All but six states now rely on profits from lotteries for as much as 8 percent of their official revenue. A little-known secret is that many states also rely on something else to lure people to gamble and to keep revenue flowing: publicizing the names, even the faces and locations, of the biggest winners.
This practice of exploiting winners for publicity is often justified as necessary to prevent the impression of fraud in state lotteries, or that officials might have been keeping the money. Yet the transparency, which may seem right for government, also has subjected many big winners to scam artists, greedy distant relatives, or even violence. And as digital media makes it easier to track down winners, a number of states are debating measures to give winners a choice of privacy, or at least to delay their exposure to the pressures of sudden wealth until they can protect themselves. Only a few states now grant anonymity as a rule.
Such reform would be helpful, but it misses a bigger point. Should government even be in the gambling business?
Lotteries can compromise important civic values, such as government transparency. They serve as a regressive tax on the poor, who are the main buyers of tickets. And they worsen the social effects of problem gamblers. In Massachusetts, for example, the state plans to use 2 percent of its revenues from casinos now being developed to cope with problem gambling. To deal with its casinos, the small state of Connecticut offers free treatment for gambling addiction at more than a dozen locations.
Lottery revenues are also a fickle source for states to count on. Last year, total revenue from sales of lottery tickets did not rise much from the year before, reaching $70 billion. Those sales yielded nearly $20 billion in total net proceeds to the District of Columbia and the 44 states that have lotteries.
Lotteries reinforce a superstitious belief in luck as a path to easy riches, just the opposite of what government does in providing education and other tools to tap each individual’s talents and hard work. In one 2006 survey, more than a third of Americans earning less than $25,000 said the most practical path to wealth was to buy a lottery ticket.
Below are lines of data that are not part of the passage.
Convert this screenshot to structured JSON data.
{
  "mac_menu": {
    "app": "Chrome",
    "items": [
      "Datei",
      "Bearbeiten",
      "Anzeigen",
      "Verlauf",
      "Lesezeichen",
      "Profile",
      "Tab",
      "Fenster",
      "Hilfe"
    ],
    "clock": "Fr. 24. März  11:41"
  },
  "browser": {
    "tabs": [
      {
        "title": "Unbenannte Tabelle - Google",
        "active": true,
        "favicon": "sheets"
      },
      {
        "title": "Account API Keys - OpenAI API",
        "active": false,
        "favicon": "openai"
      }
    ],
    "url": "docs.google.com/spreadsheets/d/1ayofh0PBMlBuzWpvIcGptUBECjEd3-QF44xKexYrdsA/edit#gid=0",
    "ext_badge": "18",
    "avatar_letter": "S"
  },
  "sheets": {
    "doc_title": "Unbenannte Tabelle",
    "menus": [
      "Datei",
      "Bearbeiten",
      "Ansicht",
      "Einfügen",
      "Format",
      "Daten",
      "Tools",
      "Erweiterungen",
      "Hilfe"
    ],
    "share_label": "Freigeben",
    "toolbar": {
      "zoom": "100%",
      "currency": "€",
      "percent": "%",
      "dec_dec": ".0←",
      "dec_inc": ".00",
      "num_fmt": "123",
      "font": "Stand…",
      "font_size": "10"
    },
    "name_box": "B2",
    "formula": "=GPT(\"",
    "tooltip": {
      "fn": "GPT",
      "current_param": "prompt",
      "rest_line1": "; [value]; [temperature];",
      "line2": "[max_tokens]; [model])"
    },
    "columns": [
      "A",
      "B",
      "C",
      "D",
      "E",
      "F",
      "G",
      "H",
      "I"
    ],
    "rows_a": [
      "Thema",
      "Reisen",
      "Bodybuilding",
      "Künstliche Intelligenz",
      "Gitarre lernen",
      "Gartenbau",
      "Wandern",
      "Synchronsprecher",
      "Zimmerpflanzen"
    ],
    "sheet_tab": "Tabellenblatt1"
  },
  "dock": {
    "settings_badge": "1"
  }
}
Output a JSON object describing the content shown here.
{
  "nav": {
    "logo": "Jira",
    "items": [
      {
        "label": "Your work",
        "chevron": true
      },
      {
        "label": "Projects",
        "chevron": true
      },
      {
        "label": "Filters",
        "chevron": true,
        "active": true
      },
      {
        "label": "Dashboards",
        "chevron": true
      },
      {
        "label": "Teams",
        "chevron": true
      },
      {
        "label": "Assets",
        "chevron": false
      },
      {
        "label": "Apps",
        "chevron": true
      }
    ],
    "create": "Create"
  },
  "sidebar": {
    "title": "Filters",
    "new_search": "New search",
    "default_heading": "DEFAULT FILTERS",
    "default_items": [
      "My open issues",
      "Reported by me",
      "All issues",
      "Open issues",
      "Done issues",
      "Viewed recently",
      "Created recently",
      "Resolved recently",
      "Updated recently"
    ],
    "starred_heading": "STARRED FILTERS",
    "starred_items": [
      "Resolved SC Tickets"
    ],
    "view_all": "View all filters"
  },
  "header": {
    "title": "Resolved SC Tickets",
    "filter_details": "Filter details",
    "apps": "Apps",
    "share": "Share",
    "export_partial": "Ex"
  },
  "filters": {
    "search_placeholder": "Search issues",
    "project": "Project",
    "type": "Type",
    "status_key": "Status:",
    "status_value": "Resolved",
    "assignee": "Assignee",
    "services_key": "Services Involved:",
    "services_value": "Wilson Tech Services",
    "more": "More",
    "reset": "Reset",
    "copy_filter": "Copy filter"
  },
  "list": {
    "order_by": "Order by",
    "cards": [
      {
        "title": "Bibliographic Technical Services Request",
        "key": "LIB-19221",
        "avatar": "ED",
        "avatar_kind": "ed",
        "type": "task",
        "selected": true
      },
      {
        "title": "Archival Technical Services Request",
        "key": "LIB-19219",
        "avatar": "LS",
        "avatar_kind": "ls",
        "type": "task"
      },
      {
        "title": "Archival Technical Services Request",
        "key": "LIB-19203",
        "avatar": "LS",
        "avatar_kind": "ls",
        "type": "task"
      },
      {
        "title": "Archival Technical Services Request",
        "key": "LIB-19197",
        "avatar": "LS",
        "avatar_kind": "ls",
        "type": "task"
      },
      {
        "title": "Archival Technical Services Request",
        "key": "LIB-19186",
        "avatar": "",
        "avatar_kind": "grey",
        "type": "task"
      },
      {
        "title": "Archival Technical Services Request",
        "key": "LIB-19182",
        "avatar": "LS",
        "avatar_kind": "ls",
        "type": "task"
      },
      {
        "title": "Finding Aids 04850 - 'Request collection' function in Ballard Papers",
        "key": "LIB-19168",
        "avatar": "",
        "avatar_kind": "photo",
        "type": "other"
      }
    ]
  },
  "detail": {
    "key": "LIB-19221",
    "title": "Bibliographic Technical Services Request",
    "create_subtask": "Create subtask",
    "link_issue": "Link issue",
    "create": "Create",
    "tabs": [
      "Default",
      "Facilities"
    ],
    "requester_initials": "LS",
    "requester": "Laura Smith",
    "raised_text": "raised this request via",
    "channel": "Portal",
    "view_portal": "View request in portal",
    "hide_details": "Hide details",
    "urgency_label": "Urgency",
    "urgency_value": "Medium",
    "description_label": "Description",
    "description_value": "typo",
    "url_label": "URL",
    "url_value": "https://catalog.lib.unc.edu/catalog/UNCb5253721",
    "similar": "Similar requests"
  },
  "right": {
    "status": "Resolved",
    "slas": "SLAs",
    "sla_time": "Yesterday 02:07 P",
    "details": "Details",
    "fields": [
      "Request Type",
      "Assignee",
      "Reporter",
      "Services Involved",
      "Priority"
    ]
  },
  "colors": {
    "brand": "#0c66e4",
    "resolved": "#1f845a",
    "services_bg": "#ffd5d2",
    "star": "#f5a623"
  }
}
In the African country of Gambia, the ill effects from all types of gambling led to a complete ban this month. “Gambian society has been built on the foundations of promoting positive social values like thrift and integrity rather than negative ones like greed and avarice,” the government stated.
Luck, as many people view it, may not be a matter of chance, fate, or randomness, according to research by Richard Wiseman, a professor at the University of Hertfordshire in Britain and author of the 2003 book “The Luck Factor.” He studied some 400 people who considered themselves either lucky or unlucky and found those who say they are lucky had these consistent traits: They were grateful for past successes and expected good things to happen. They were resilient about their difficulties, listened to their intuition, and were alert to opportunities.
If government wants to be in the business of promoting winners in society, it should look to people with those attributes – with their permission, of course.